La région d’Idleb, située au nord-ouest de la Syrie, est la dernière tenue par les islamistes. Et ils y sont très nombreux. En effet, cette région est devenue, au fil des redditions, le réceptacle de tous les islamistes vaincus refusant les accords de réconciliation et exigeant d’être conduits sous protection russe vers Idleb.

Les Syriens n’étaient pas très emballés par cette stratégie mais les Russes les ont convaincus que c’était le seul moyen de reconquérir progressivement le terrain perdu en limitant les pertes. Mais maintenant que Deir ez-Zor, la Ghouta, Hama et Deraa ont successivement été reconquises, il faut bien s’attaquer à Idleb. Plusieurs dizaines de milliers de combattants islamistes y sont concentrés avec leurs familles pour la plupart. Toutes les tendances s’y retrouvent : les soi-disant modérés de l’ASL, des Frères musulmans, des salafistes, des Turkmènes, des cellules dormantes de Daech et - le gros morceau - Tahrir al-Cham, le nouveau nom d’Al-Nosra. Au milieu de tout cela, l’armée turque, bien embarrassée par la tournure que prennent les événements.

C’est peu dire que l’ordre n’a pas régné dans ce chaudron islamiste. Les règlements de comptes y ont été permanents, pour la plus grande joie de services secrets syriens qui y ont pris une part certaine. Les Turcs ont été également très actifs. Ils ont recruté et armé l’ASL, espérant qu’elle prendrait le contrôle de la région ; ils l’ont aussi utilisée comme chair à canon contre les Kurdes lors de la bataille d’Afrine, en mars dernier. Ses combattants se sont, d’ailleurs, comportés avec une cruauté rare.

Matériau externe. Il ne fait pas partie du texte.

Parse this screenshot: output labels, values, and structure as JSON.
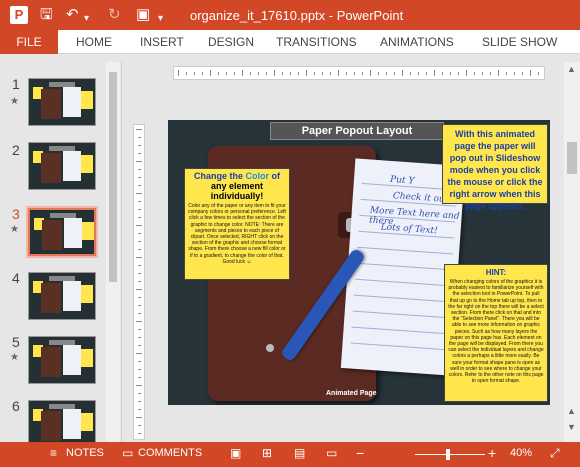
{
  "window": {
    "title": "organize_it_17610.pptx - PowerPoint",
    "app_icon_letter": "P",
    "quick_access": [
      "save-icon",
      "undo-icon",
      "redo-icon",
      "slideshow-icon"
    ]
  },
  "ribbon": {
    "file_label": "FILE",
    "tabs": [
      "HOME",
      "INSERT",
      "DESIGN",
      "TRANSITIONS",
      "ANIMATIONS",
      "SLIDE SHOW"
    ]
  },
  "thumbnails": [
    {
      "number": "1",
      "star": "★",
      "selected": false
    },
    {
      "number": "2",
      "star": "",
      "selected": false
    },
    {
      "number": "3",
      "star": "★",
      "selected": true
    },
    {
      "number": "4",
      "star": "",
      "selected": false
    },
    {
      "number": "5",
      "star": "★",
      "selected": false
    },
    {
      "number": "6",
      "star": "",
      "selected": false
    }
  ],
  "slide": {
    "title": "Paper Popout Layout",
    "left_callout": {
      "line1_a": "Change the ",
      "line1_b": "Color",
      "line1_c": " of",
      "line2": "any element individually!",
      "body": "Color any of the paper or any item to fit your company colors or personal preference. Left click a few times to select the section of the graphic to change color. NOTE: There are segments and pieces to each piece of clipart. Once selected, RIGHT click on the section of the graphic and choose format shape. From there choose a new fill color or if to a gradient, to change the color of that. Good luck ☺"
    },
    "top_right_callout": "With this animated page the paper will pop out in Slideshow mode when you click the mouse or click the right arrow when this page appears.",
    "bottom_right_callout": {
      "heading": "HINT:",
      "body": "When changing colors of the graphics it is probably easiest to familiarize yourself with the selection tool in PowerPoint. To pull that up go to the Home tab up top, then to the far right on the top there will be a select section. From there click on that and into the \"Selection Panel\". There you will be able to see more information on graphic pieces. Such as how many layers the paper on this page has. Each element on the page will be displayed. From there you can select the individual layers and change colors a perhaps a little more easily. Be sure your format shape pane is open as well in order to see where to change your colors. Refer to the other note on this page to open format shape."
    },
    "paper_text": [
      "Put Y",
      "Check it out",
      "More Text here and there",
      "Lots of Text!"
    ],
    "footer": "Animated Page"
  },
  "statusbar": {
    "notes_label": "NOTES",
    "comments_label": "COMMENTS",
    "zoom_minus": "−",
    "zoom_plus": "+",
    "zoom_level": "40%"
  }
}
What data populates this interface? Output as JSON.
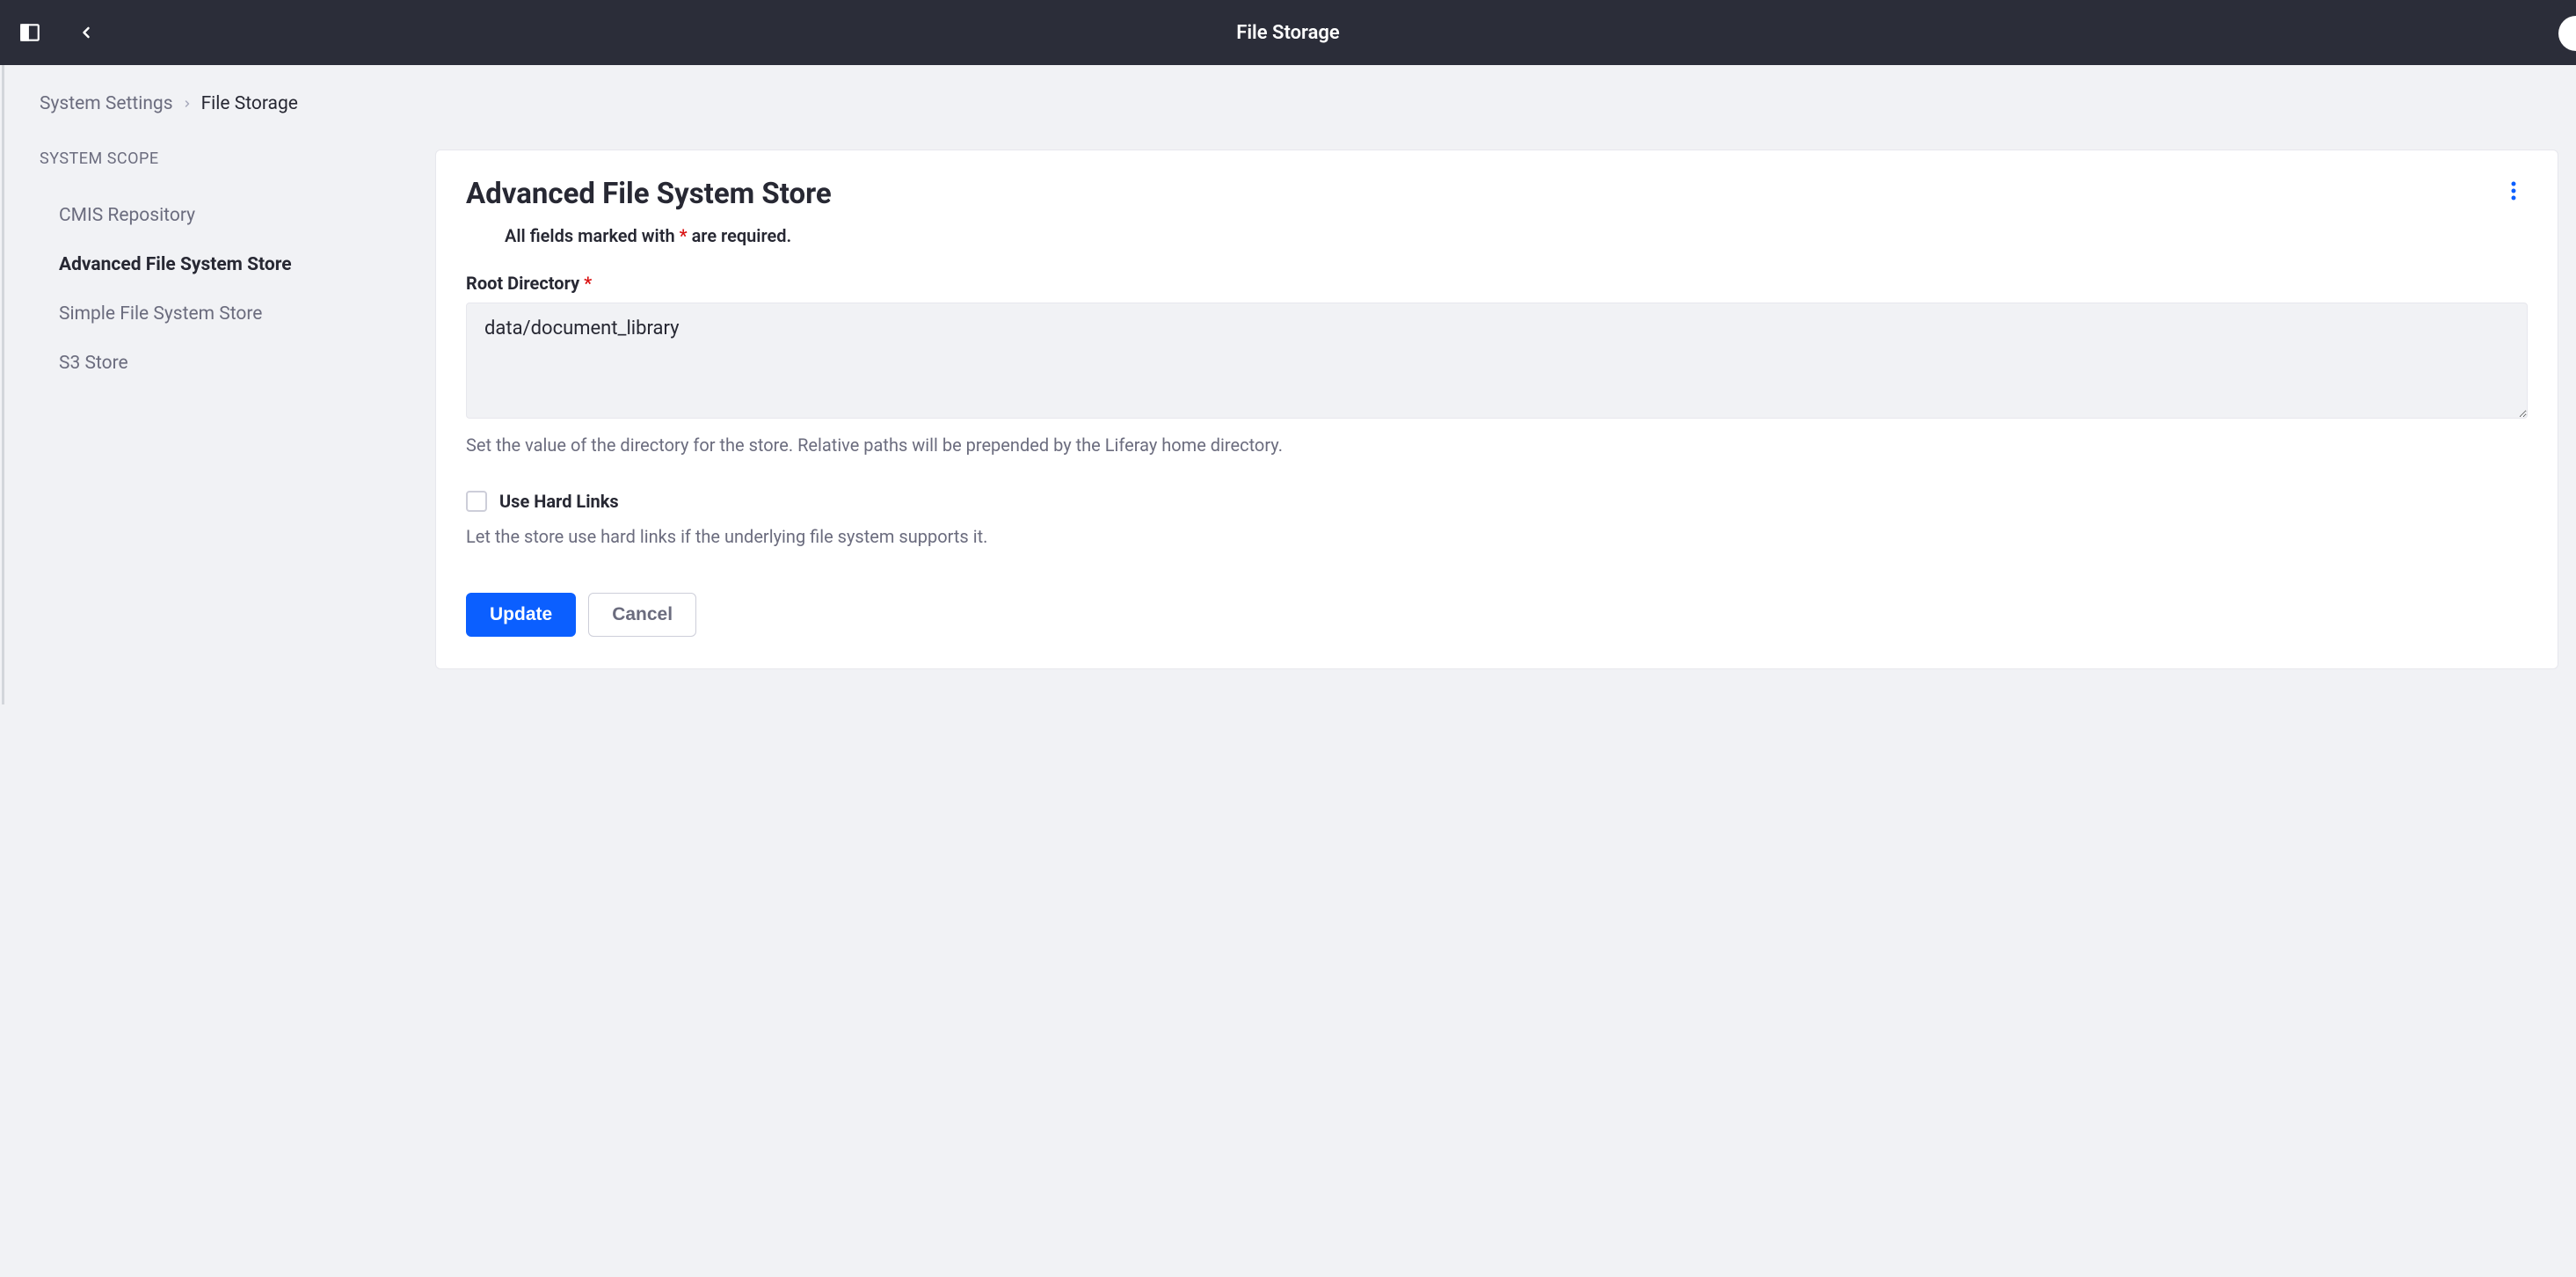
{
  "topbar": {
    "title": "File Storage"
  },
  "breadcrumb": {
    "parent": "System Settings",
    "current": "File Storage"
  },
  "sidebar": {
    "scope_label": "SYSTEM SCOPE",
    "items": [
      {
        "label": "CMIS Repository"
      },
      {
        "label": "Advanced File System Store"
      },
      {
        "label": "Simple File System Store"
      },
      {
        "label": "S3 Store"
      }
    ]
  },
  "panel": {
    "title": "Advanced File System Store",
    "required_prefix": "All fields marked with ",
    "required_suffix": " are required.",
    "root_dir": {
      "label": "Root Directory ",
      "value": "data/document_library",
      "help": "Set the value of the directory for the store. Relative paths will be prepended by the Liferay home directory."
    },
    "hard_links": {
      "label": "Use Hard Links",
      "help": "Let the store use hard links if the underlying file system supports it."
    },
    "buttons": {
      "update": "Update",
      "cancel": "Cancel"
    }
  }
}
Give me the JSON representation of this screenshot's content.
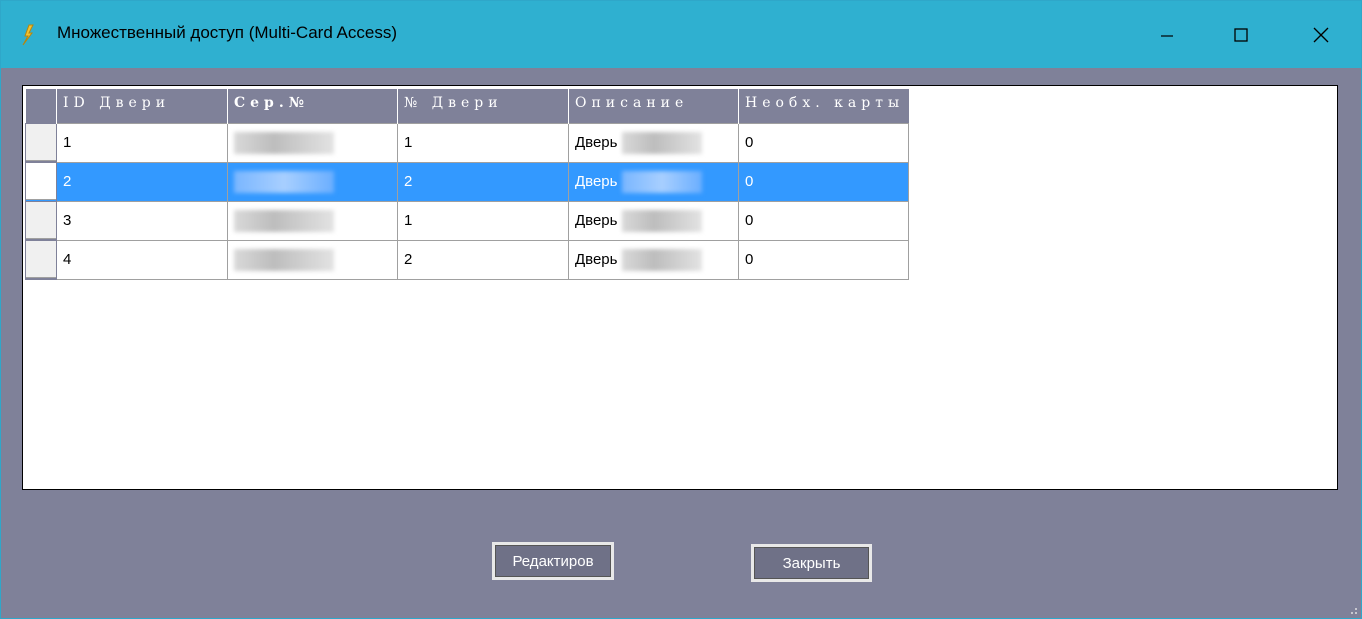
{
  "window": {
    "title": "Множественный доступ (Multi-Card Access)",
    "icons": {
      "app": "keys-icon",
      "minimize": "minimize-icon",
      "maximize": "maximize-icon",
      "close": "close-icon"
    }
  },
  "grid": {
    "columns": [
      "ID Двери",
      "Сер.№",
      "№ Двери",
      "Описание",
      "Необх. карты"
    ],
    "rows": [
      {
        "id": "1",
        "door_no": "1",
        "desc_prefix": "Дверь",
        "required": "0"
      },
      {
        "id": "2",
        "door_no": "2",
        "desc_prefix": "Дверь",
        "required": "0"
      },
      {
        "id": "3",
        "door_no": "1",
        "desc_prefix": "Дверь",
        "required": "0"
      },
      {
        "id": "4",
        "door_no": "2",
        "desc_prefix": "Дверь",
        "required": "0"
      }
    ],
    "selected_row": 2
  },
  "buttons": {
    "edit": "Редактиров",
    "close": "Закрыть"
  },
  "colors": {
    "titlebar": "#2fb0d0",
    "body": "#7f8199",
    "selection": "#3399ff"
  }
}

Mais malgré leurs efforts, c’est Tahrir al-Cham qui domine la situation. Les services secrets turcs ont alors changé de tactique et se sont fixé pour objectif de fusionner l’ASL avec l’ensemble des groupes islamistes. Ils ont fait assassiner les principaux responsables de Tahrir al-Cham qui s’y opposaient et ont massivement armé l’ASL pour qu’elle devienne le fer de lance de cette fusion. L’objectif est, évidemment, de présenter un front uni contre l’armée syrienne et de dissuader celle-ci de lancer une grande offensive terrestre.

Mais que faire si les Syriens attaquent et ne se contentent plus de raids aériens ? Faire tirer sur les alliés des Russes est délicat, surtout si ceux-ci participent à l’offensive. C’est justement la grande inconnue et le comportement russe est observé à la loupe.

Pour Lavrov, le ministre des Affaires étrangères, pas d’hésitation : "Il est nécessaire de porter le coup fatal aux terroristes." Mais pour Lavrentiev, l’envoyé spécial russe en Syrie, "pas question d’une opération d’envergure pour l’instant". Il faut, évidemment, ménager la bonne entente avec le nouvel allié turc, surtout au moment où celui-ci est en froid avec les États-Unis.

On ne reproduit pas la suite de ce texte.